One of the best aspects of BloggersUnite is its ability to bring together diverse bloggers for a common cause and then direct them and their readers toward organizations already doing the work. Doing so helps maximize the impact with minimal means. It also doesn't compete for limited nonprofit resources.

Let's consider Haiti as an example. While I didn't have a hand in the Haitian campaign (Jason Teitelman organized it) beyond lending participatory support, he did a fine job in helping people help Haitians. There are hundreds of posts. Here are a few...

PSA: Superheroes Needed — Apply Here at Entrepod.
Atlanta Haitian Group Galvanizing Support at Execumama Online.
Action Summary at Pawcurious.
Have you moved on yet? Haiti hasn't by Berkman for BloggersUnite.
Lapli ap tonbe... at Real Hope for Haiti Rescue Center.

All of those posts have specific calls to action and support existing and sustainable programs. It's also why I liked one story that went deeper than a post. It was created by Gylon Jackson of San Antonio, Texas.

We interviewed him several weeks ago for our business giving blog. And we learned for Jackson, a post wasn't enough.

He developed an online campaign, including a blog and two social networks, to provide action in an effort to collect 100,000 pairs of lightly used shoes — an idea that promises to last much longer than the dollar equivalent of the donation.

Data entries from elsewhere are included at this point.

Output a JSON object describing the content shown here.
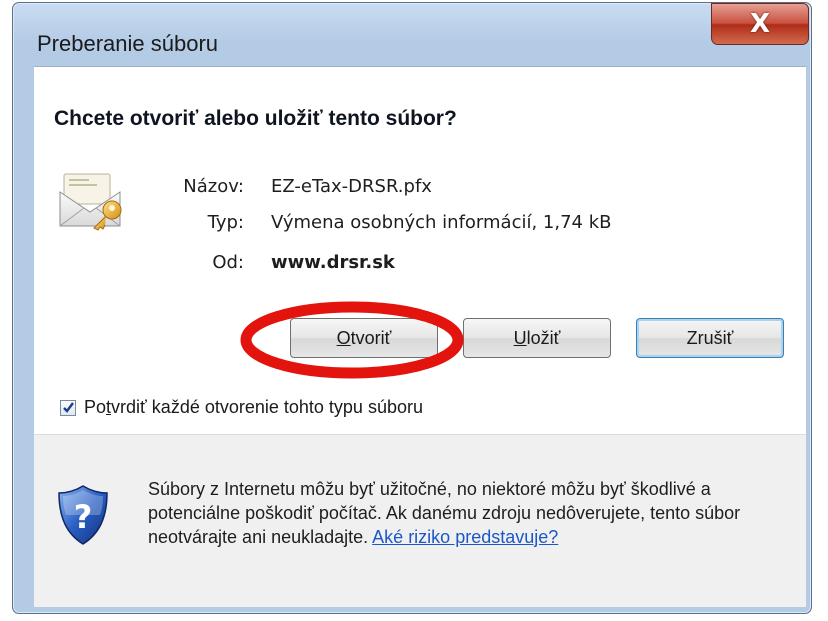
{
  "window": {
    "title": "Preberanie súboru",
    "close_symbol": "X",
    "close_icon": "close-icon"
  },
  "question": "Chcete otvoriť alebo uložiť tento súbor?",
  "file": {
    "icon": "certificate-envelope-icon",
    "name_label": "Názov:",
    "name_value": "EZ-eTax-DRSR.pfx",
    "type_label": "Typ:",
    "type_value": "Výmena osobných informácií, 1,74 kB",
    "from_label": "Od:",
    "from_value": "www.drsr.sk"
  },
  "buttons": {
    "open_first": "O",
    "open_rest": "tvoriť",
    "save_first": "U",
    "save_rest": "ložiť",
    "cancel": "Zrušiť"
  },
  "checkbox": {
    "checked": true,
    "label_pre": "Po",
    "label_access": "t",
    "label_post": "vrdiť každé otvorenie tohto typu súboru"
  },
  "warning": {
    "icon": "shield-question-icon",
    "text": "Súbory z Internetu môžu byť užitočné, no niektoré môžu byť škodlivé a potenciálne poškodiť počítač. Ak danému zdroju nedôverujete, tento súbor neotvárajte ani neukladajte. ",
    "link": "Aké riziko predstavuje?"
  },
  "annotation": {
    "color": "#e3140e"
  }
}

A week ago, Shoes for Haiti Now shipped 900 pairs. There is still more work to be done, but Jackson tells me they have 2,000 more pairs of shoes ready to ship in mid-April. Stay tuned. I'll revisit this story again.

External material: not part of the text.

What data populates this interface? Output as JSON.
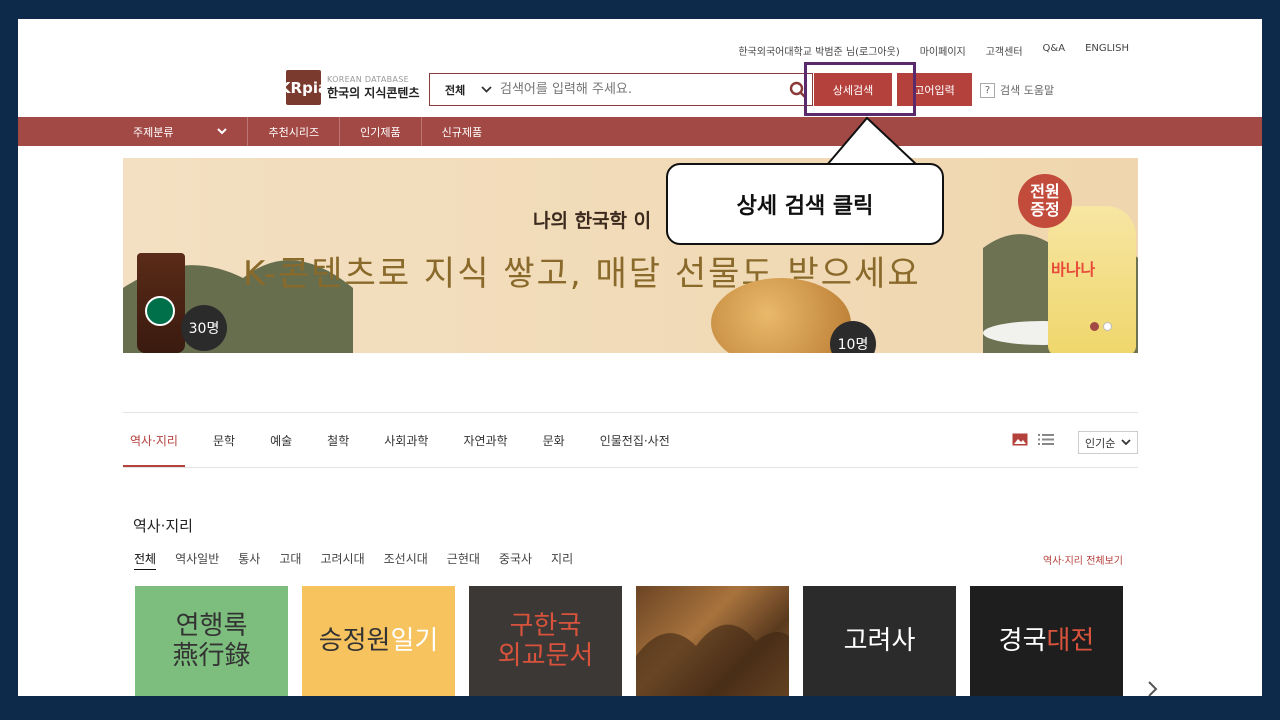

The Measure Of Sustainability Exceeds The Investment.

Incidentally, the Haitian earthquake isn't my first experience helping people in Haiti. In 2001-02, I worked with Kenneth Westfield, M.D., in improving upon his longtime support for Friends of the Children of Lascahobas (Haiti) to develop a sustainable art fundraising event.

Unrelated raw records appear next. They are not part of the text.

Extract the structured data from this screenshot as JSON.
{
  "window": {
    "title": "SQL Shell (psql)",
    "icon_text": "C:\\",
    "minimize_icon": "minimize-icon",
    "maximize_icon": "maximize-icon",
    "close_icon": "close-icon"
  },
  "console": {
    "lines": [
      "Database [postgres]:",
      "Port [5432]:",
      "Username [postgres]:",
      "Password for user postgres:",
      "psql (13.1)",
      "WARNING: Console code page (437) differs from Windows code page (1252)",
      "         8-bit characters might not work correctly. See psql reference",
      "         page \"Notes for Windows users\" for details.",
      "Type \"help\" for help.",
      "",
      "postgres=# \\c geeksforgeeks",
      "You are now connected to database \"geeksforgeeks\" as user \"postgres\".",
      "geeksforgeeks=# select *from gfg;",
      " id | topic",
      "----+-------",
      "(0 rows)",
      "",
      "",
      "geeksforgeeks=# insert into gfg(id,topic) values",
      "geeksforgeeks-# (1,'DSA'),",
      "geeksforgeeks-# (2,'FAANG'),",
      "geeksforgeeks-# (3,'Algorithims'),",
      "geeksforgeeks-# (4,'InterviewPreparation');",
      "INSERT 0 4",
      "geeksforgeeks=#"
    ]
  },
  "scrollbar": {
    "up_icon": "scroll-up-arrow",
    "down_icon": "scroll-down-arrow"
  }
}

The program, while no doubt overshadowed by the earthquake, has thrived, expanded, and earned additional support. As a best practice, it demonstrates how short-term investments can lead to long-term sustainability.

It's also how we've been able to provide support to scores of nonprofit organizations since 1991. Our support is often a short-term investment with an emphasis on long-term sustainability. Without sustainability, programs have a propensity to unravel, especially as they become too reliant on a single donor.

Developing Sustainable Actions Takes Patience And Planning.

Nobody wins when contributions require too steep a sacrifice. Volunteers tend to become burned out. Donations dry up. And organizational objectives shift from long-term sustainability into jumping from the last crisis to the next crisis, degrading the ability to help anyone with every new commitment.

If you want to make sustainable investments, individual and organizational giving works best when it's planned.

Set aside a comfortable amount of time and/or money for giving every month, and save a small percentage of those funds for unplanned events such as Haiti or Chile. In choosing organizations, favor those that have long-term sustainability elements for individual empowerment or succession. (Keep in mind, some worthwhile organizations may not have an empowerment element, given the nature of their cause.)

This will allow you to maximize your contributions. And, for some, the lesson need not only apply to donations and volunteer work. The concept works on that micro or macro level. All that is required is your ability to balance selfish and selfless.

After all, working too many hours tends to diminish productivity. Engaging children in too many activities can jeopardize quality time as a family (especially among working parents). Allowing government to fund too many external programs limits its ability to fund local programs.

Reversed, with each level of our infrastructure investing at comfortable levels, then maybe companies, organizations, and government might be in a better position to help without confusing cause marketing and social responsibility. Or maybe nonprofit organizations would work harder to empower and not enable. Or maybe we can find alternative solutions that still allow our generosity to shine through, like sending shoes to Haiti.